Part 129
The sirens blurred into a single long, aching note.
Blue and red lights flashed through the cracked blinds, washing her face in colors that didn't belong to her quiet world. Hands pressed her down, firm and practiced, the cold bite of metal closing around her wrists.
She didn't resist.
She just kept staring at the open doorway, at the space where Adrian had been standing only moments ago — eyes wide, breathing sharp, real sunlight spilling around him.
He was gone now.
They had taken him.
And she was alone again.
Her knees hit the ground as the officers read her rights, their voices a distant hum she barely registered. Words like kidnapping, unlawful confinement, mental evaluation flickered through the noise.
But she wasn't listening.
She was replaying his face.
The way he'd looked back at her — not with hate, not even fear.
Just… sadness.
That cut deeper than any of the cuffs, deeper than the shouts around her.

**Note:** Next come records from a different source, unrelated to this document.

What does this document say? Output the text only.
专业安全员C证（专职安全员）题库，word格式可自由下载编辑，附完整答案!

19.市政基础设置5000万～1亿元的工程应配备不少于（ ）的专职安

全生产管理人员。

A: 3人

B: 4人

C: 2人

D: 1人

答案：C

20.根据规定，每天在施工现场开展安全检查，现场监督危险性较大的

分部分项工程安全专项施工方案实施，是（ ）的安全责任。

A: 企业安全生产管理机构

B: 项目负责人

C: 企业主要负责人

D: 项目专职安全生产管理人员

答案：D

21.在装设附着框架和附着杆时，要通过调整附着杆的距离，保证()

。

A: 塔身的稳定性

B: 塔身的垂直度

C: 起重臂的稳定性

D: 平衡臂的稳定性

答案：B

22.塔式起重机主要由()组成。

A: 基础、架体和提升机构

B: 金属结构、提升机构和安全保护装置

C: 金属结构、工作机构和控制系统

When they pulled her outside, the cold air hit her skin like water. Cameras flashed from somewhere beyond the barricades — distant, hungry eyes of the same world she'd tried to save him from. Reporters shouting questions, microphones reaching forward like weapons.
"Is it true you were his assistant?"
"Why did you take him?"
"Do you regret it?"
Regret.
The word echoed.
Aura blinked, her voice raw when she finally spoke — not to them, but to herself.
"I kept him safe," she murmured. "He was happy. He smiled."
They put her in the back of the police car. The door shut. The outside world muffled into silence again — just like before, only now the cage was hers.
Through the glass, she could still see the faint outline of the house.
Her house.
Their house.
And though she knew it was over, a small, stubborn thought kept whispering at the back of her mind:
"They'll never love him the way I did."